Most Common Effects of Substance Abuse on Job Performance at the Workplace
Often employers make the decision not to adopt drug testing policies because they are confident in their ability to spot substance abuse problems in their employees. Unfortunately, these problems rarely become evident until further into the downward spiral of addiction. Beginning users may not always show the typical signs of a “user” but the substances in his or her system can still impair their ability to function efficiently as an employee. Below is an overview of the symptoms, signs, and effects associated with substance abuse as they relate to the workplace.
Entry Level Abuse
At this point, the employee has moved on from recreational use of drugs and alcohol. Now these chemicals are required to help the employee cope with the stress of their lives. While you may not know this has happened, you can start to see the tell-tale signs of abuse affecting performance:
• Increased lateness and absenteeism
• Increased errors, particularly those associated with a lack of attention or bad judgment
• Increased number of missed deadlines
Overall, a marked decline in efficiency occurs. However, these changes could be explained by other problems, such a divorce, illness in the family, or other personal situations.
Phase 2 Level Abuse
Soon enough the employee will develop the habit of drinking secretively to hide an increase in intake. At this point, you’ll see another marked slide in overall performance and one that is more difficult to explain away.
• Lack of dependability
• An increase in hospitalization, injuries, and vague afflictions which lead to more days missed from work
• Lack of concentration
• Reduced quality of work recognizable by everyone other than the employee
Co-workers may also begin to feel the effects at this point, too. Abusers at this level sometimes ask to borrow money or become more easily irritable.
Phase 3 Level Abuse
By now, employers should begin to take notice of the problem. However, they may not make the connection between poor work performance and substance abuse. As the problem worsens, the employee will begin to show more serious signs.

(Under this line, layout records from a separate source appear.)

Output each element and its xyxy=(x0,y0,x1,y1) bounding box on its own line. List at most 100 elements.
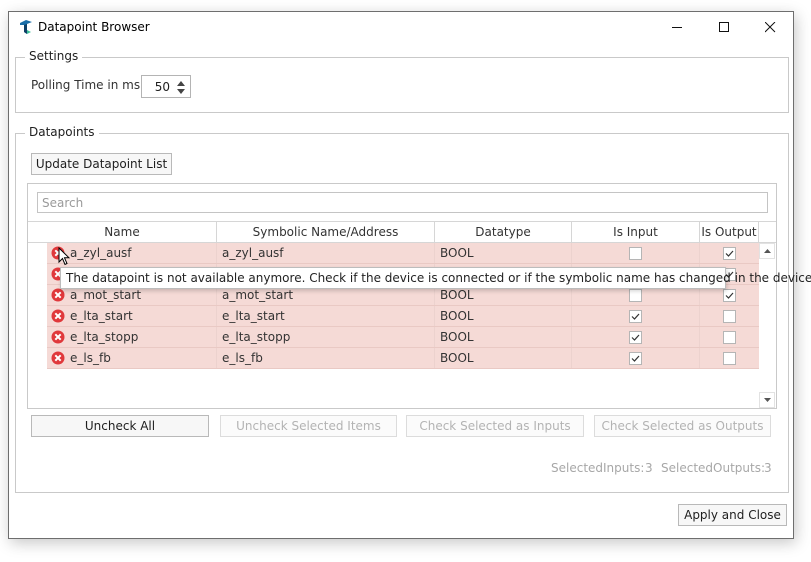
selected-outputs-value: 3 xyxy=(764,461,772,475)
checkmark-icon xyxy=(725,250,734,257)
table-row[interactable]: e_lta_start e_lta_start BOOL xyxy=(47,306,759,327)
symbolic-address: e_ls_fb xyxy=(222,351,263,365)
error-tooltip: The datapoint is not available anymore. … xyxy=(60,267,811,289)
is-output-checkbox[interactable] xyxy=(723,246,736,260)
is-input-cell xyxy=(572,306,700,326)
title-bar[interactable]: Datapoint Browser xyxy=(9,12,793,42)
scroll-up-button[interactable] xyxy=(759,243,775,259)
symbolic-address: a_zyl_ausf xyxy=(222,246,284,260)
name-cell: e_ls_fb xyxy=(47,348,217,368)
search-input[interactable] xyxy=(42,195,767,210)
symbolic-cell: e_lta_stopp xyxy=(217,327,435,347)
checkmark-icon xyxy=(725,292,734,299)
datatype-cell: BOOL xyxy=(435,243,572,263)
error-icon xyxy=(51,330,65,344)
maximize-icon xyxy=(718,21,729,32)
column-header-is-input[interactable]: Is Input xyxy=(572,222,700,242)
update-datapoint-list-button[interactable]: Update Datapoint List xyxy=(31,153,172,175)
symbolic-cell: e_lta_start xyxy=(217,306,435,326)
is-output-cell xyxy=(700,243,759,263)
symbolic-cell: e_ls_fb xyxy=(217,348,435,368)
grid-header: Name Symbolic Name/Address Datatype Is I… xyxy=(28,221,776,243)
is-input-cell xyxy=(572,348,700,368)
checkmark-icon xyxy=(631,334,640,341)
datatype: BOOL xyxy=(440,246,474,260)
table-row[interactable]: a_zyl_ausf a_zyl_ausf BOOL xyxy=(47,243,759,264)
checkmark-icon xyxy=(631,313,640,320)
datapoint-name: e_ls_fb xyxy=(70,351,111,365)
is-input-checkbox[interactable] xyxy=(629,351,642,365)
symbolic-cell: a_zyl_ausf xyxy=(217,243,435,263)
datatype: BOOL xyxy=(440,351,474,365)
vertical-scrollbar[interactable] xyxy=(759,243,775,408)
arrow-up-icon xyxy=(763,249,771,253)
decrement-button[interactable] xyxy=(176,87,186,95)
arrow-down-icon xyxy=(763,398,771,402)
error-icon xyxy=(51,288,65,302)
increment-button[interactable] xyxy=(176,79,186,87)
datapoints-group-label: Datapoints xyxy=(25,125,99,139)
scroll-down-button[interactable] xyxy=(759,392,775,408)
column-header-is-output[interactable]: Is Output xyxy=(700,222,759,242)
uncheck-selected-button[interactable]: Uncheck Selected Items xyxy=(220,415,397,437)
minimize-icon xyxy=(671,26,682,28)
is-input-checkbox[interactable] xyxy=(629,288,642,302)
symbolic-address: a_mot_start xyxy=(222,288,294,302)
caret-up-icon xyxy=(177,80,185,86)
name-cell: e_lta_start xyxy=(47,306,217,326)
grid-rows: a_zyl_ausf a_zyl_ausf BOOL a_mot_start a_mot… xyxy=(47,243,759,369)
column-header-symbolic[interactable]: Symbolic Name/Address xyxy=(217,222,435,242)
column-header-name[interactable]: Name xyxy=(28,222,217,242)
name-cell: e_lta_stopp xyxy=(47,327,217,347)
polling-time-value[interactable]: 50 xyxy=(155,80,170,94)
selected-inputs-value: 3 xyxy=(645,461,653,475)
is-output-checkbox[interactable] xyxy=(723,351,736,365)
settings-group-label: Settings xyxy=(25,49,83,63)
is-output-checkbox[interactable] xyxy=(723,288,736,302)
is-output-cell xyxy=(700,348,759,368)
is-input-checkbox[interactable] xyxy=(629,309,642,323)
close-icon xyxy=(764,21,775,32)
datatype: BOOL xyxy=(440,330,474,344)
check-selected-inputs-button[interactable]: Check Selected as Inputs xyxy=(406,415,584,437)
datatype: BOOL xyxy=(440,288,474,302)
maximize-button[interactable] xyxy=(701,12,747,42)
app-logo-icon xyxy=(20,20,32,34)
is-input-checkbox[interactable] xyxy=(629,246,642,260)
datatype: BOOL xyxy=(440,309,474,323)
datapoint-name: a_mot_start xyxy=(70,288,142,302)
table-row[interactable]: e_lta_stopp e_lta_stopp BOOL xyxy=(47,327,759,348)
checkmark-icon xyxy=(631,355,640,362)
error-icon xyxy=(51,351,65,365)
table-row[interactable]: e_ls_fb e_ls_fb BOOL xyxy=(47,348,759,369)
is-output-checkbox[interactable] xyxy=(723,330,736,344)
error-icon xyxy=(51,309,65,323)
datapoint-name: e_lta_stopp xyxy=(70,330,139,344)
is-output-checkbox[interactable] xyxy=(723,309,736,323)
symbolic-address: e_lta_start xyxy=(222,309,285,323)
symbolic-address: e_lta_stopp xyxy=(222,330,291,344)
is-input-cell xyxy=(572,243,700,263)
is-output-cell xyxy=(700,327,759,347)
selected-inputs-label: SelectedInputs: xyxy=(551,461,645,475)
caret-down-icon xyxy=(177,88,185,94)
column-header-datatype[interactable]: Datatype xyxy=(435,222,572,242)
window-title: Datapoint Browser xyxy=(38,20,150,34)
apply-and-close-button[interactable]: Apply and Close xyxy=(678,504,787,526)
name-cell: a_zyl_ausf xyxy=(47,243,217,263)
selected-outputs-label: SelectedOutputs: xyxy=(661,461,765,475)
search-box[interactable] xyxy=(37,192,768,213)
datapoint-name: e_lta_start xyxy=(70,309,133,323)
close-button[interactable] xyxy=(747,12,793,42)
uncheck-all-button[interactable]: Uncheck All xyxy=(31,415,209,437)
is-input-cell xyxy=(572,327,700,347)
is-output-cell xyxy=(700,306,759,326)
mouse-cursor-icon xyxy=(58,247,70,266)
is-input-checkbox[interactable] xyxy=(629,330,642,344)
polling-time-stepper[interactable]: 50 xyxy=(141,75,191,98)
datatype-cell: BOOL xyxy=(435,348,572,368)
check-selected-outputs-button[interactable]: Check Selected as Outputs xyxy=(594,415,771,437)
minimize-button[interactable] xyxy=(654,12,700,42)
datatype-cell: BOOL xyxy=(435,306,572,326)
datatype-cell: BOOL xyxy=(435,327,572,347)
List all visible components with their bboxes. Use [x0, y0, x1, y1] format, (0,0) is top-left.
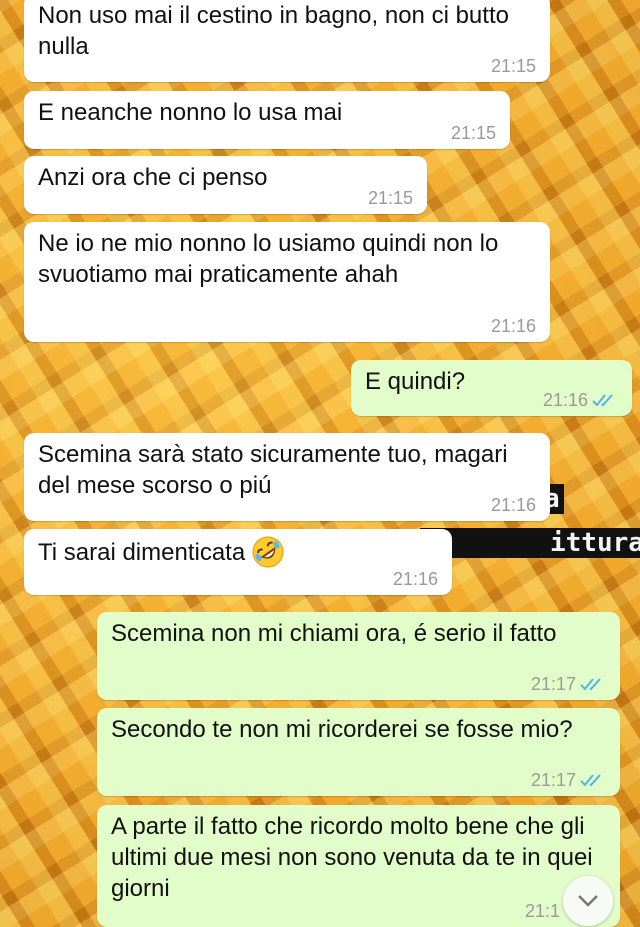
message-time: 21:16 [392, 569, 438, 589]
message-text: Scemina non mi chiami ora, é serio il fa… [111, 620, 557, 647]
message-text: Anzi ora che ci penso [38, 164, 268, 191]
message-time: 21:15 [490, 56, 536, 76]
message-time: 21:16 [490, 316, 536, 336]
message-text: Non uso mai il cestino in bagno, non ci … [38, 2, 509, 60]
message-text: E neanche nonno lo usa mai [38, 99, 343, 126]
message-bubble-outgoing[interactable]: E quindi? 21:16 [351, 360, 632, 416]
background-sticker-text: ittura [420, 528, 640, 558]
double-check-icon [580, 678, 601, 691]
message-bubble-incoming[interactable]: Scemina sarà stato sicuramente tuo, maga… [24, 433, 550, 521]
message-bubble-incoming[interactable]: E neanche nonno lo usa mai 21:15 [24, 91, 510, 149]
message-bubble-incoming[interactable]: Anzi ora che ci penso 21:15 [24, 156, 427, 214]
chat-area[interactable]: a ittura Non uso mai il cestino in bagno… [0, 0, 640, 927]
message-text: Ne io ne mio nonno lo usiamo quindi non … [38, 230, 499, 288]
rolling-on-floor-laughing-emoji [252, 536, 284, 568]
message-bubble-incoming[interactable]: Ne io ne mio nonno lo usiamo quindi non … [24, 222, 550, 342]
message-time: 21:15 [450, 123, 496, 143]
double-check-icon [592, 394, 613, 407]
message-text: A parte il fatto che ricordo molto bene … [111, 813, 593, 902]
scroll-to-bottom-button[interactable] [563, 876, 613, 926]
message-time: 21:17 [530, 770, 576, 790]
message-bubble-incoming[interactable]: Non uso mai il cestino in bagno, non ci … [24, 0, 550, 82]
message-time: 21:17 [530, 674, 576, 694]
message-text: Scemina sarà stato sicuramente tuo, maga… [38, 441, 508, 499]
message-text: Ti sarai dimenticata [38, 538, 246, 566]
message-bubble-outgoing[interactable]: Secondo te non mi ricorderei se fosse mi… [97, 708, 620, 796]
message-bubble-outgoing[interactable]: Scemina non mi chiami ora, é serio il fa… [97, 612, 620, 700]
message-time: 21:15 [367, 188, 413, 208]
message-text: Secondo te non mi ricorderei se fosse mi… [111, 716, 573, 743]
message-bubble-outgoing[interactable]: A parte il fatto che ricordo molto bene … [97, 805, 620, 927]
message-bubble-incoming[interactable]: Ti sarai dimenticata 21:16 [24, 529, 452, 595]
message-time: 21:16 [542, 390, 588, 410]
chevron-down-icon [578, 895, 598, 907]
message-time: 21:16 [490, 495, 536, 515]
double-check-icon [580, 774, 601, 787]
message-time: 21:1 [524, 901, 560, 921]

• Repeated disappearance after lunch
• Refusal to discuss possibility of substance abuse problems
• Marked decrease in impulse control
• May have financial and legal problems
• Increased absenteeism – sometimes lasting for three to five consecutive days
• Refusal to communicate with anyone
When the user reaches this point, he has stopped even pretending to use substances for other purposes. Now he or she uses primarily alone and replaces meals with these chemicals.
Highest Level Abuse
A point comes in the existence of the user when he or she may reach bottom. That would usually come at this level of substance abuse. Because now, the user views work as an inconvenience that gets in the ways of being able to use, he or she may accept drug testing as an easy way to get out of work or may even simply disappear without returning to the office for a long period of time.
Overall, by this point, other parts of the user’s life have begun to fall apart, including marriages and family relationships. Money is scarce. Absences are many and usually are no explanation is even attempted in most cases. By this point, the worker has become completely incompetent if he or she is showing up at all.